Everyone and their uncle probably have already heard about the rise of Generative AI by now. You may want to know how well we are prepared for this technological revolution.

The rise of AI startups has been widely discussed in recent years, and it was clear that this technology was rapidly advancing. We’ve been keeping a close eye on the development sin this field since 2013 (after AlexNet, ImageNet, CUDA, and other acronyms that the AI founders of today might call prehistoric). In 2016 we launched Gagarin Capital I, LP, a $20M fund dedicated to investing in AI startups in the US, Europe, and Israel.
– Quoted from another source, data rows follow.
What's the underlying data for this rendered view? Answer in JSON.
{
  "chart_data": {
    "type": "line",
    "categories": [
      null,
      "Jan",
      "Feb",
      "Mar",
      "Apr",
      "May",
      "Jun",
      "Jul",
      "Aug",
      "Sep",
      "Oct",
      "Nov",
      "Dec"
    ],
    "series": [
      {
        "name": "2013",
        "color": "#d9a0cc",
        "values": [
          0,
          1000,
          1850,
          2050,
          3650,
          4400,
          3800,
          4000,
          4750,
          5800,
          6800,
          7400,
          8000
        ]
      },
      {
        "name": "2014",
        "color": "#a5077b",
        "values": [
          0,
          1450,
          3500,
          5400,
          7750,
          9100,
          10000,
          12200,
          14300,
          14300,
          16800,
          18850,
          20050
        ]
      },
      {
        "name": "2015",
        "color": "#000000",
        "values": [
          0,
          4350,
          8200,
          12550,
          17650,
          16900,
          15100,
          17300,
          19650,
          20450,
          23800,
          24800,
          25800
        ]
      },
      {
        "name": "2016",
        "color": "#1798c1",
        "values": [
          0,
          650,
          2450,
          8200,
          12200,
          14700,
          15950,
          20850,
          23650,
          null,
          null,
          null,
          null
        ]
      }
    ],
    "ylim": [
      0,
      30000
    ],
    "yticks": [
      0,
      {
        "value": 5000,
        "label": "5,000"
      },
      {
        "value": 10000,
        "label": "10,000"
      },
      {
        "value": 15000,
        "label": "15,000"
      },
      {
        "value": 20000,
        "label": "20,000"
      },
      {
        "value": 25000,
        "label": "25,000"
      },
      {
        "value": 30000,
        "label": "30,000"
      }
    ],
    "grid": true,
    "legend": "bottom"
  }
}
Our early investments have already seen significant success, with one of them, Prisma, generating $30M-$50M in revenues in just two months with its genAI product, Lensa. We have also seen exits from some of our other investments to companies such as Facebook, Google, Headspace, and Mitek, which have helped us to expand our professional network and expertise in the field.

As the President and co-founder of Cherry Labs, I have had the opportunity to work with a talented team, experimenting with cutting-edge technologies such as autoencoders, generative networks, few-shot learning, and early transformers. I even received one of the first API Beta invites for GPT-3, which we continue to use to develop DVC's internal tools (yes, we are one of the first, if not the first, VC firms powered by GPT). Through these experiences, we have built strong relationships with AI professionals, researchers, and engineers, many of whom are now investors in DVC.

All of this gives us the confidence that we have the knowledge and experience to identify and invest in some of the most promising AI startups. We are excited to continue positioning DVC to benefit from the coming generative AI revolution.

Our approach to GenAI startup playing field

For a long time, Large Language Models based on a transformer architecture seemed to be a very promising but impractical technology: GPT-3 wasn’t very useful without a lot of fine-tuning, and too much fine-tuning seemed to work on it as a frontal lobotomy, making it noticeably dumber. Hence it was mostly used for narrow, usually non-conversational tasks, such as DVC’s “AutoVC” tool, which our team uses to write personalized rejection emails to startup founders.